The Supreme Court has held that banks are not liable to pay interest tax on subsidies they get from the RBI for giving concessional loans to exporters.
Dismissing an appeal filed by the income-tax department recently, a bench headed by Justice S H Kapadia has upheld the Delhi High Court judgement, which said that the compensatory interest received as subsidy by Punjab National Bank from the RBI for giving concessional loans to exporters did not amount to interest tax chargeable under the Interest Tax Act, 1979.
The RBI gives export subsidy to banks to make good their losses due to extending export credit at a lower rate of interest.
PNB had received export subsidy of more than Rs 9 lakh for assessment years 1985-87 under the Export Credit (Interest Subsidy) Scheme, 1968. The Assessing Officer had taxed it on the grounds that any amount received by way of export subsidy can only be regraded as such when it was directly paid to an exporter.

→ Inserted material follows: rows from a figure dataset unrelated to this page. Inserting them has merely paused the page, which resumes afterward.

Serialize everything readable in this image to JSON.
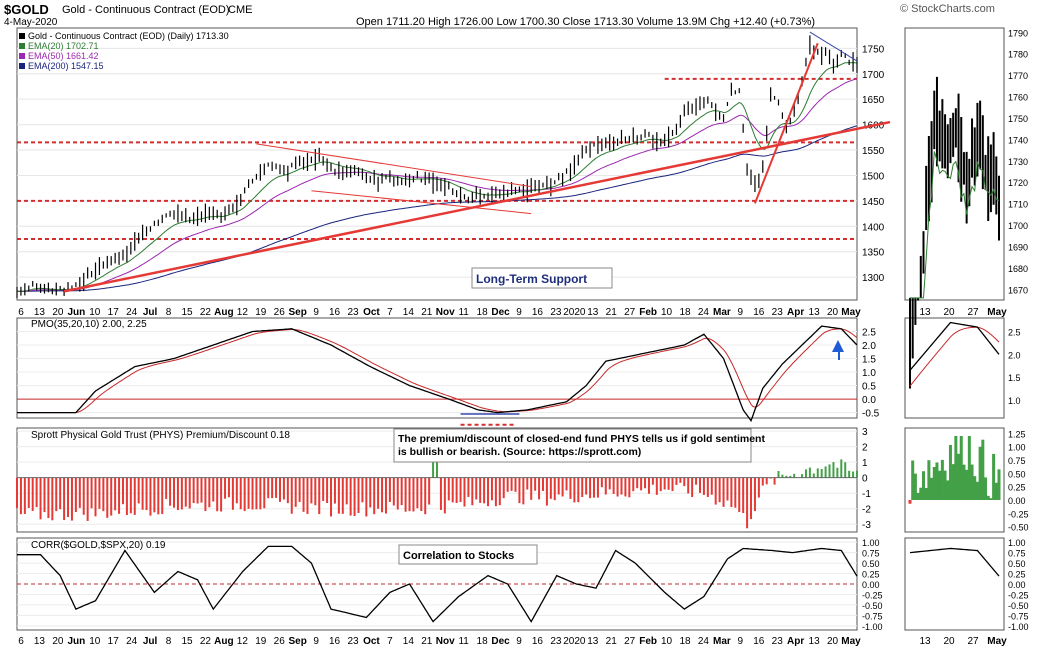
{
  "header": {
    "symbol": "$GOLD",
    "name": "Gold - Continuous Contract (EOD)",
    "exchange": "CME",
    "date": "4-May-2020",
    "quote": "Open 1711.20  High 1726.00  Low 1700.30  Close 1713.30  Volume 13.9M  Chg +12.40 (+0.73%)",
    "watermark": "© StockCharts.com"
  },
  "colors": {
    "price": "#000000",
    "ema20": "#2e7d32",
    "ema50": "#9c27b0",
    "ema200": "#1a237e",
    "trend": "#e53935",
    "dashed": "#d32f2f",
    "pos_bar": "#43a047",
    "neg_bar": "#e53935",
    "callout": "#1f2f7a",
    "arrow": "#1e5bd6"
  },
  "panels": {
    "price": {
      "legend": [
        {
          "text": "Gold - Continuous Contract (EOD) (Daily) 1713.30",
          "color": "#000000"
        },
        {
          "text": "EMA(20) 1702.71",
          "color": "#2e7d32"
        },
        {
          "text": "EMA(50) 1661.42",
          "color": "#9c27b0"
        },
        {
          "text": "EMA(200) 1547.15",
          "color": "#1a237e"
        }
      ],
      "right_ticks": [
        1750,
        1700,
        1650,
        1600,
        1550,
        1500,
        1450,
        1400,
        1350,
        1300
      ],
      "annotation": "Long-Term Support"
    },
    "pmo": {
      "legend": "PMO(35,20,10) 2.00, 2.25",
      "right_ticks": [
        "2.5",
        "2.0",
        "1.5",
        "1.0",
        "0.5",
        "0.0",
        "-0.5"
      ]
    },
    "phys": {
      "legend": "Sprott Physical Gold Trust (PHYS) Premium/Discount 0.18",
      "note": "The premium/discount of closed-end fund PHYS tells us if gold sentiment is bullish or bearish. (Source: https://sprott.com)",
      "right_ticks": [
        "3",
        "2",
        "1",
        "0",
        "-1",
        "-2",
        "-3"
      ]
    },
    "corr": {
      "legend": "CORR($GOLD,$SPX,20) 0.19",
      "note": "Correlation to Stocks",
      "right_ticks": [
        "1.00",
        "0.75",
        "0.50",
        "0.25",
        "0.00",
        "-0.25",
        "-0.50",
        "-0.75",
        "-1.00"
      ]
    }
  },
  "x_axis": {
    "labels": [
      "6",
      "13",
      "20",
      "Jun",
      "10",
      "17",
      "24",
      "Jul",
      "8",
      "15",
      "22",
      "Aug",
      "12",
      "19",
      "26",
      "Sep",
      "9",
      "16",
      "23",
      "Oct",
      "7",
      "14",
      "21",
      "Nov",
      "11",
      "18",
      "Dec",
      "9",
      "16",
      "23",
      "2020",
      "13",
      "21",
      "27",
      "Feb",
      "10",
      "18",
      "24",
      "Mar",
      "9",
      "16",
      "23",
      "Apr",
      "13",
      "20",
      "May"
    ]
  },
  "zoom": {
    "price_ticks": [
      "1790",
      "1780",
      "1770",
      "1760",
      "1750",
      "1740",
      "1730",
      "1720",
      "1710",
      "1700",
      "1690",
      "1680",
      "1670"
    ],
    "pmo_ticks": [
      "2.5",
      "2.0",
      "1.5",
      "1.0"
    ],
    "phys_ticks": [
      "1.25",
      "1.00",
      "0.75",
      "0.50",
      "0.25",
      "0.00",
      "-0.25",
      "-0.50"
    ],
    "corr_ticks": [
      "1.00",
      "0.75",
      "0.50",
      "0.25",
      "0.00",
      "-0.25",
      "-0.50",
      "-0.75",
      "-1.00"
    ],
    "x_labels": [
      "13",
      "20",
      "27",
      "May"
    ]
  },
  "chart_data": {
    "type": "line",
    "title": "$GOLD Gold - Continuous Contract (EOD) CME",
    "ylim": [
      1255,
      1790
    ],
    "close_anchors": [
      [
        0,
        1272
      ],
      [
        8,
        1285
      ],
      [
        16,
        1274
      ],
      [
        24,
        1275
      ],
      [
        30,
        1282
      ],
      [
        38,
        1310
      ],
      [
        46,
        1330
      ],
      [
        54,
        1345
      ],
      [
        60,
        1365
      ],
      [
        66,
        1390
      ],
      [
        72,
        1410
      ],
      [
        80,
        1425
      ],
      [
        88,
        1415
      ],
      [
        96,
        1425
      ],
      [
        104,
        1420
      ],
      [
        112,
        1445
      ],
      [
        118,
        1480
      ],
      [
        124,
        1510
      ],
      [
        130,
        1523
      ],
      [
        136,
        1510
      ],
      [
        142,
        1525
      ],
      [
        148,
        1530
      ],
      [
        154,
        1540
      ],
      [
        160,
        1515
      ],
      [
        166,
        1505
      ],
      [
        172,
        1510
      ],
      [
        178,
        1495
      ],
      [
        184,
        1488
      ],
      [
        190,
        1498
      ],
      [
        196,
        1485
      ],
      [
        202,
        1495
      ],
      [
        210,
        1495
      ],
      [
        218,
        1480
      ],
      [
        224,
        1465
      ],
      [
        232,
        1455
      ],
      [
        240,
        1460
      ],
      [
        246,
        1465
      ],
      [
        254,
        1470
      ],
      [
        262,
        1475
      ],
      [
        270,
        1480
      ],
      [
        278,
        1500
      ],
      [
        284,
        1520
      ],
      [
        290,
        1555
      ],
      [
        296,
        1560
      ],
      [
        302,
        1560
      ],
      [
        308,
        1570
      ],
      [
        316,
        1575
      ],
      [
        322,
        1580
      ],
      [
        328,
        1565
      ],
      [
        334,
        1580
      ],
      [
        340,
        1620
      ],
      [
        346,
        1640
      ],
      [
        352,
        1645
      ],
      [
        360,
        1615
      ],
      [
        364,
        1665
      ],
      [
        368,
        1670
      ],
      [
        372,
        1520
      ],
      [
        376,
        1480
      ],
      [
        380,
        1510
      ],
      [
        384,
        1660
      ],
      [
        388,
        1640
      ],
      [
        392,
        1600
      ],
      [
        396,
        1620
      ],
      [
        400,
        1690
      ],
      [
        404,
        1755
      ],
      [
        408,
        1740
      ],
      [
        412,
        1745
      ],
      [
        416,
        1718
      ],
      [
        420,
        1735
      ],
      [
        424,
        1725
      ],
      [
        428,
        1713
      ]
    ],
    "n": 429,
    "series": [
      {
        "name": "Gold - Continuous Contract (EOD) (Daily)",
        "last": 1713.3
      },
      {
        "name": "EMA(20)",
        "last": 1702.71
      },
      {
        "name": "EMA(50)",
        "last": 1661.42
      },
      {
        "name": "EMA(200)",
        "last": 1547.15
      }
    ],
    "support_lines": [
      1565,
      1450,
      1375
    ],
    "resistance_line": 1690,
    "pmo": {
      "ylim": [
        -0.7,
        3.0
      ],
      "last": 2.0,
      "signal": 2.25,
      "anchors": [
        [
          0,
          -0.5
        ],
        [
          30,
          -0.5
        ],
        [
          40,
          0.3
        ],
        [
          60,
          1.2
        ],
        [
          80,
          1.5
        ],
        [
          100,
          2.0
        ],
        [
          120,
          2.5
        ],
        [
          140,
          2.6
        ],
        [
          160,
          2.0
        ],
        [
          180,
          1.2
        ],
        [
          200,
          0.5
        ],
        [
          220,
          0.0
        ],
        [
          235,
          -0.4
        ],
        [
          245,
          -0.5
        ],
        [
          260,
          -0.4
        ],
        [
          280,
          -0.1
        ],
        [
          290,
          0.5
        ],
        [
          300,
          1.4
        ],
        [
          320,
          1.7
        ],
        [
          340,
          2.0
        ],
        [
          350,
          2.4
        ],
        [
          360,
          1.5
        ],
        [
          370,
          -0.4
        ],
        [
          374,
          -0.8
        ],
        [
          380,
          0.4
        ],
        [
          390,
          1.3
        ],
        [
          400,
          2.0
        ],
        [
          410,
          2.7
        ],
        [
          420,
          2.6
        ],
        [
          428,
          2.0
        ]
      ]
    },
    "phys": {
      "ylim": [
        -3.5,
        3.2
      ],
      "last": 0.18,
      "anchors": [
        [
          0,
          -2.4
        ],
        [
          40,
          -2.3
        ],
        [
          80,
          -1.8
        ],
        [
          120,
          -1.7
        ],
        [
          160,
          -2.0
        ],
        [
          200,
          -2.0
        ],
        [
          230,
          -1.7
        ],
        [
          250,
          -1.2
        ],
        [
          270,
          -1.3
        ],
        [
          290,
          -1.1
        ],
        [
          310,
          -0.9
        ],
        [
          330,
          -0.7
        ],
        [
          350,
          -1.0
        ],
        [
          365,
          -1.8
        ],
        [
          372,
          -2.9
        ],
        [
          378,
          -1.2
        ],
        [
          385,
          -0.2
        ],
        [
          395,
          0.3
        ],
        [
          405,
          0.6
        ],
        [
          415,
          1.0
        ],
        [
          428,
          0.18
        ]
      ]
    },
    "corr": {
      "ylim": [
        -1.1,
        1.1
      ],
      "last": 0.19,
      "anchors": [
        [
          0,
          0.7
        ],
        [
          12,
          0.7
        ],
        [
          22,
          0.2
        ],
        [
          30,
          -0.6
        ],
        [
          40,
          -0.4
        ],
        [
          55,
          0.8
        ],
        [
          70,
          -0.2
        ],
        [
          82,
          0.3
        ],
        [
          92,
          0.1
        ],
        [
          100,
          -0.6
        ],
        [
          115,
          0.3
        ],
        [
          128,
          0.9
        ],
        [
          140,
          0.9
        ],
        [
          150,
          0.5
        ],
        [
          160,
          -0.6
        ],
        [
          178,
          -0.8
        ],
        [
          190,
          -0.2
        ],
        [
          200,
          0.0
        ],
        [
          212,
          -0.9
        ],
        [
          225,
          -0.3
        ],
        [
          240,
          0.2
        ],
        [
          250,
          0.0
        ],
        [
          262,
          -0.9
        ],
        [
          275,
          0.2
        ],
        [
          285,
          0.0
        ],
        [
          295,
          -0.1
        ],
        [
          305,
          0.8
        ],
        [
          315,
          0.5
        ],
        [
          330,
          -0.2
        ],
        [
          340,
          -0.6
        ],
        [
          350,
          -0.3
        ],
        [
          362,
          0.6
        ],
        [
          370,
          0.85
        ],
        [
          385,
          0.8
        ],
        [
          395,
          0.75
        ],
        [
          410,
          0.85
        ],
        [
          420,
          0.8
        ],
        [
          428,
          0.19
        ]
      ]
    }
  }
}
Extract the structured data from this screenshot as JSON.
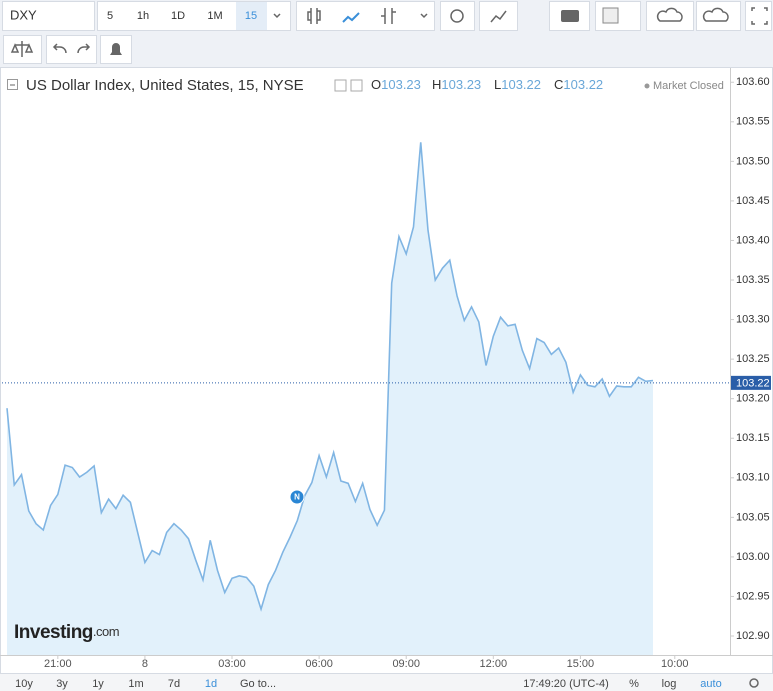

According to the department, the export subsidy PNB received was essentially in the nature of interest defined under Section 2(7) of the Act and hence is liable to be included in its income for paying tax.
Additional Solicitor General Mohan Parasaran argued that the money the bank received can be regraded as export subsidy in the hands of an assessee only when the latter directly engaged in exports and received the subsidy in the course of its export business.
"Since the assessee is a bank and not engaged in any export activity, but is essentially engaged in (the) banking business, nor has rececived the said sum from (the) RBI for utilisation of any export activity as an exporter, the same cannot be regarded or characterised as an export subsidy as to take out the same from the taxing net," the petition stated.